どうやら、こんな流れになっていたようです。
発信源は中国だが、最終的にハッキングされたデータがどこに飛ばされたのかを『捜索』するのは極めて困難だ。
プロの連中なら図のように、いくつかのサーバーを経由させて、『犯行現場』を隠すのが普通だからだ。
ニュースでながれた、ハッキングは以下のような方法だったらしい。
入力データに特定の数値が記入されたときだけ、セキュリティ網を突破する、所謂、セキュリティホールを狙ったものだ。
オヤジが駆け出しの頃は、あるシステムの全てについて精通した『神様』って呼ばれる技術者が必ずいたものだが、現在は制御系の一部を除いて、『神様』はいなくなった。
理由は簡単、プログラムが余りに巨大化、しかも複数のソフトウェアメーカーの製品を多重に使用するので、システム全体の把握は、ほとんど不可能になったのだ。
OS、DB、アプリそれにLanが複雑に組み合わされた結果、それぞれ互いに影響して問題が発生した場合は、解明はほとんど不可能だ。
サイバーアタックも通信レベルではファイアーウォールで、ある程度、ブロックできるがこれも完璧ではない。
某社の製品など、ファイアーウォール自体にセキュリティホールが存在したことまであるのだ。
これがアプリレベルになると、さらに危ない。
システム開発者は、開発中はセキュリティブロックを避けるために、一時的なバイパス方法を仕込むのはよくあることだ。
通常は、システム完成時に、これらのバイパスロジックは削除されるはずであるが、ヒューマンエラー、あるいは意図的に残されることもある。
つまり、現在のインターネットに繋がる全てのシステムに『完璧』はないと考える方が正しい。
今のところ、ソフトウェアの開発現場は、どこも製品の品質向上一本槍だ。
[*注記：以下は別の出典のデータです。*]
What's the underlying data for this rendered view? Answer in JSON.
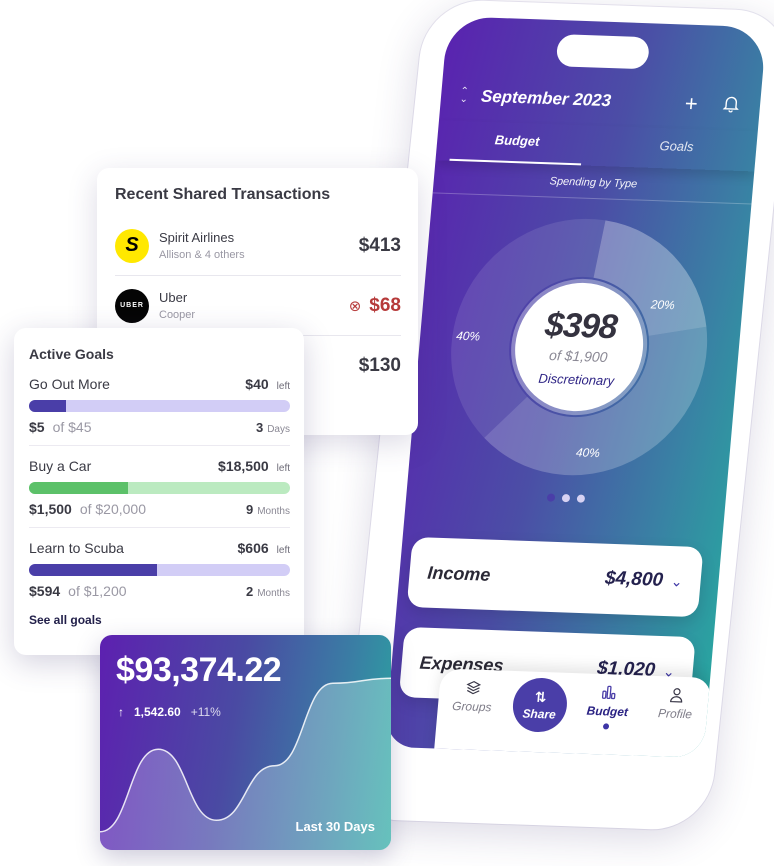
{
  "phone": {
    "header": {
      "month": "September 2023",
      "month_switch_icon": "up-down-chevron-icon",
      "add_icon": "plus-icon",
      "notifications_icon": "bell-icon"
    },
    "tabs": [
      {
        "label": "Budget",
        "active": true
      },
      {
        "label": "Goals",
        "active": false
      }
    ],
    "section_label": "Spending by Type",
    "donut": {
      "amount": "$398",
      "of_total": "of $1,900",
      "category": "Discretionary",
      "segments": [
        {
          "label": "20%",
          "value": 20
        },
        {
          "label": "40%",
          "value": 40
        },
        {
          "label": "40%",
          "value": 40
        }
      ],
      "page_count": 3,
      "active_page": 0
    },
    "summary": [
      {
        "label": "Income",
        "amount": "$4,800"
      },
      {
        "label": "Expenses",
        "amount": "$1,020"
      }
    ],
    "bottom_nav": [
      {
        "label": "Groups",
        "icon": "layers-icon",
        "active": false
      },
      {
        "label": "Share",
        "icon": "transfer-arrows-icon",
        "active": false,
        "primary": true
      },
      {
        "label": "Budget",
        "icon": "bar-chart-icon",
        "active": true
      },
      {
        "label": "Profile",
        "icon": "person-icon",
        "active": false
      }
    ]
  },
  "transactions": {
    "title": "Recent Shared Transactions",
    "items": [
      {
        "merchant": "Spirit Airlines",
        "logo_text": "S",
        "sub": "Allison & 4 others",
        "amount": "$413",
        "declined": false
      },
      {
        "merchant": "Uber",
        "logo_text": "UBER",
        "sub": "Cooper",
        "amount": "$68",
        "declined": true
      },
      {
        "merchant": "",
        "logo_text": "",
        "sub": "",
        "amount": "$130",
        "declined": false
      }
    ]
  },
  "goals": {
    "title": "Active Goals",
    "items": [
      {
        "name": "Go Out More",
        "left": "$40",
        "left_label": "left",
        "saved": "$5",
        "of": "of $45",
        "time_num": "3",
        "time_unit": "Days",
        "progress": 0.14,
        "color": "#4a3ea8",
        "track": "#d2cdf6"
      },
      {
        "name": "Buy a Car",
        "left": "$18,500",
        "left_label": "left",
        "saved": "$1,500",
        "of": "of $20,000",
        "time_num": "9",
        "time_unit": "Months",
        "progress": 0.38,
        "color": "#5cc169",
        "track": "#bbeac0"
      },
      {
        "name": "Learn to Scuba",
        "left": "$606",
        "left_label": "left",
        "saved": "$594",
        "of": "of $1,200",
        "time_num": "2",
        "time_unit": "Months",
        "progress": 0.49,
        "color": "#4a3ea8",
        "track": "#d2cdf6"
      }
    ],
    "see_all": "See all goals"
  },
  "balance": {
    "amount": "$93,374.22",
    "change_icon": "arrow-up-icon",
    "change": "1,542.60",
    "change_pct": "+11%",
    "range": "Last 30 Days",
    "trend": [
      0.05,
      0.55,
      0.12,
      0.45,
      0.95,
      0.98
    ]
  },
  "colors": {
    "accent": "#4a3ea8",
    "declined": "#b63a3a",
    "gradient_start": "#5a22b0",
    "gradient_end": "#27a9a0"
  }
}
つまり、設計レベルで完璧であれば、問題ないという、汎用機時代の設計思想をそのまま引き摺っている。
しかし、現実にはウイルス、サイバーアタックなどの悪意の『ユーザー』の存在が明確になった今、この方法だけでは不十分だろう。
コンピュータ自身の動作を監視するCCC(昔の言葉だが、コンピューター・チェック・コンピュータの略)も、考えないといけないと思う。
制御系では、自己診断プログラムが組み込まれているものも多いが、ネットに繋がるような一般向けシステムでは、見たことがない。
検討されたことはあるが、大抵、『費用対効果』に『開発期間』で没にされてしまう。